The feds on Aug 15 pushed for one year of probation and a $5,000 fine. Senghor’s attorneys asked for one year of probation, a $1,000 fine and community service. Judge William H. Orrick III opted for the latter. He handed Senghor 100 hours of community service.
“Given your history, I don’t think I have to order [community service],” Orrick said, referring to Senghor’s background in the community. “But I’m going to anyway, just in case someone looks at this down the road.”
Some 27 friends, family members, and even celebrities wrote letters supporting Senghor, including folk singer Joan Baez and rapper Michael Franti.
“My basis for supporting Marco doesn’t come from the longevity of our relationship, rather from witnessing his compelling personality, dedication to his club, and the atmosphere of joy and safety his club offers all races,” Baez wrote in a letter to the judge.
Senghor, born to a Senegalese father and a French mother, was the youngest in a large and accomplished family. He came to the United States in 1989 at the age of 24, just after finishing his military service in France.
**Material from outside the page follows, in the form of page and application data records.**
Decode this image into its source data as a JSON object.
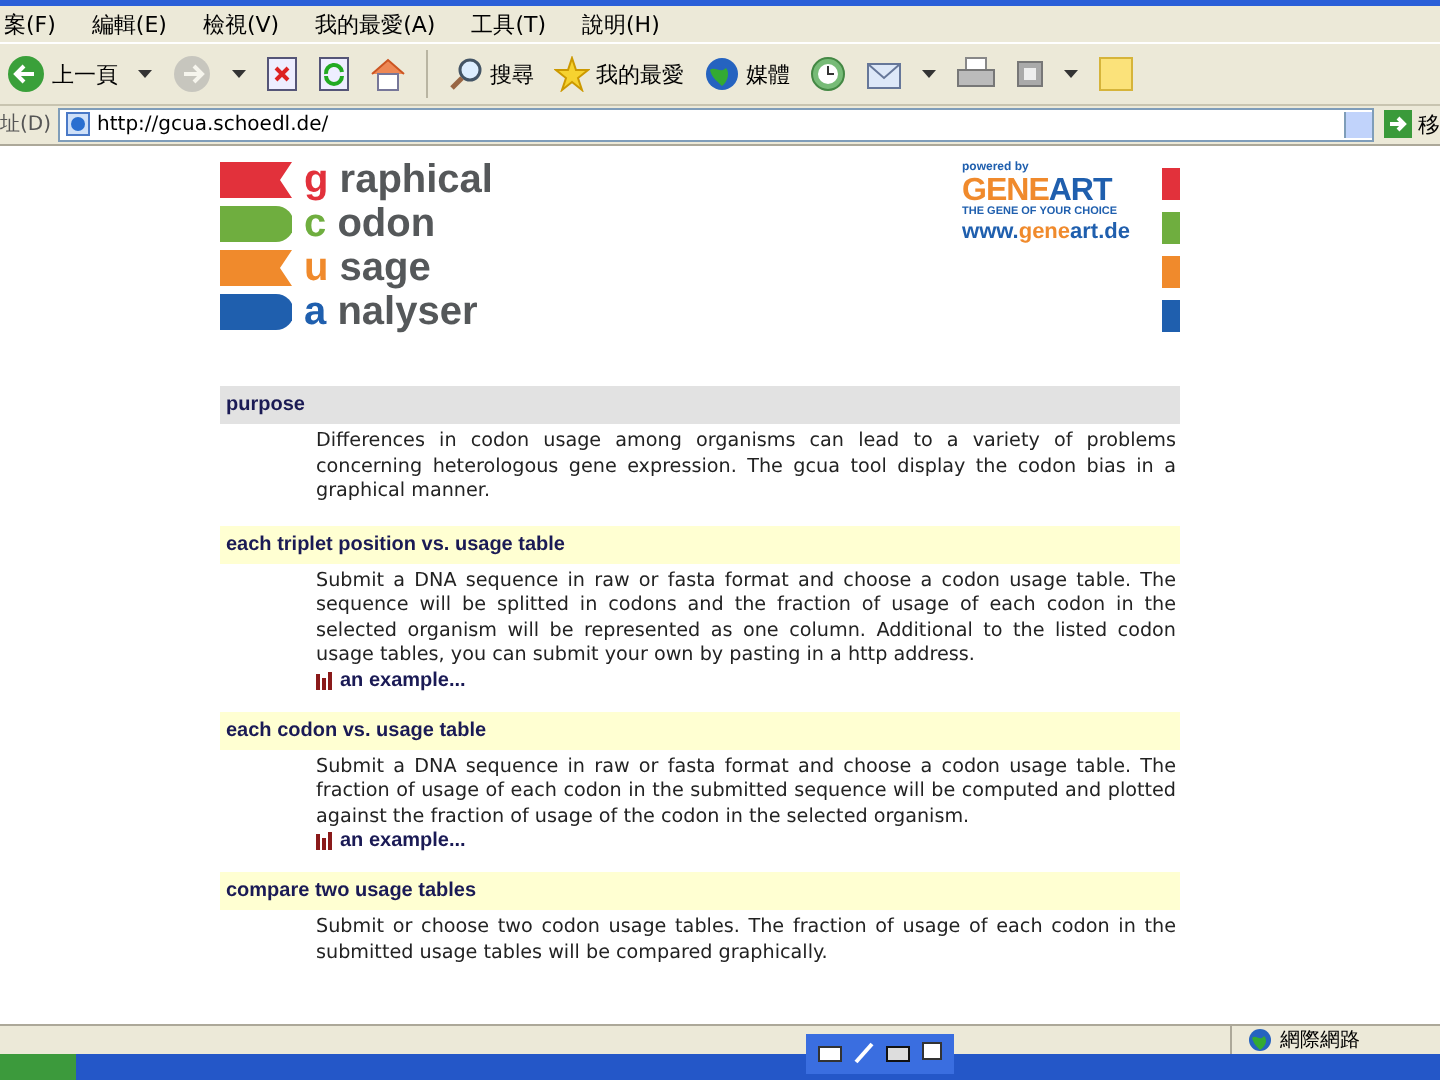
{
  "menu_bar": {
    "items": [
      "案(F)",
      "編輯(E)",
      "檢視(V)",
      "我的最愛(A)",
      "工具(T)",
      "說明(H)"
    ]
  },
  "toolbar": {
    "buttons": [
      {
        "kind": "back",
        "label": "上一頁",
        "dropdown": true,
        "disabled": false
      },
      {
        "kind": "forward",
        "dropdown": true,
        "disabled": true
      },
      {
        "kind": "stop"
      },
      {
        "kind": "refresh"
      },
      {
        "kind": "home"
      },
      {
        "kind": "separator"
      },
      {
        "kind": "search",
        "label": "搜尋"
      },
      {
        "kind": "favorites",
        "label": "我的最愛"
      },
      {
        "kind": "media",
        "label": "媒體"
      },
      {
        "kind": "history"
      },
      {
        "kind": "mail",
        "dropdown": true
      },
      {
        "kind": "print"
      },
      {
        "kind": "edit",
        "dropdown": true
      },
      {
        "kind": "note"
      }
    ]
  },
  "address_bar": {
    "label": "址(D)",
    "value": "http://gcua.schoedl.de/",
    "go": "移"
  },
  "logo": {
    "rows": [
      {
        "kind": "notch",
        "color": "#e2313b",
        "initial": "g",
        "rest": "raphical"
      },
      {
        "kind": "round",
        "color": "#6fae3f",
        "initial": "c",
        "rest": "odon"
      },
      {
        "kind": "notch",
        "color": "#f08a2c",
        "initial": "u",
        "rest": "sage"
      },
      {
        "kind": "round",
        "color": "#1f5fae",
        "initial": "a",
        "rest": "nalyser"
      }
    ]
  },
  "sponsor": {
    "powered_by": "powered by",
    "wordmark": [
      "GENE",
      "ART"
    ],
    "slogan": "THE GENE OF YOUR CHOICE",
    "url": [
      "www.",
      "gene",
      "art.de"
    ]
  },
  "sections": [
    {
      "kind": "intro",
      "title": "purpose",
      "text": "Differences in codon usage among organisms can lead to a variety of problems concerning heterologous gene expression. The gcua tool display the codon bias in a graphical manner."
    },
    {
      "kind": "task",
      "title": "each triplet position vs. usage table",
      "text": "Submit a DNA sequence in raw or fasta format and choose a codon usage table. The sequence will be splitted in codons and the fraction of usage of each codon in the selected organism will be represented as one column. Additional to the listed codon usage tables, you can submit your own by pasting in a http address.",
      "link": "an example..."
    },
    {
      "kind": "task",
      "title": "each codon vs. usage table",
      "text": "Submit a DNA sequence in raw or fasta format and choose a codon usage table. The fraction of usage of each codon in the submitted sequence will be computed and plotted against the fraction of usage of the codon in the selected organism.",
      "link": "an example..."
    },
    {
      "kind": "task",
      "title": "compare two usage tables",
      "text": "Submit or choose two codon usage tables. The fraction of usage of each codon in the submitted usage tables will be compared graphically."
    }
  ],
  "status_bar": {
    "zone": "網際網路"
  }
}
“It was a place where people were free to be entrepreneurs, with big cars, big burritos, where people had dreams,” Senghor told Mission Local in February, recalling his early days in the Mission.
In April 2000, in order to obtain his green card, he paid $7,000 to enter into a fraudulent marriage that lasted until August 2003, according to court records. Senghor “had never met the woman until he married her,” and “had no contact with the woman after the ceremony,” Assistant U.S. Attorney Casey Boome said at a March 28 hearing.
But observers saw the government’s response to the decades-old crime as heavy-handed. The feds initially charged him with two felonies that would have immediately stripped him of his citizenship upon conviction — while also attempting to seize some of his assets.
“They were charging him criminally,” Matthew Hoppak, an immigration attorney based in Kansas, told Mission Local in March. “They were seeking asset forfeiture, which is what they do against mobsters.”
Regardless, Senghor is now allowed to remain in the United States. At the conclusion of the hearing, Senghor faced some two dozen supporters in the audience, smiled and gave them a thumbs up.
“I’m very grateful for all the support I have received from friends and family this past year …” he had told the judge minutes earlier.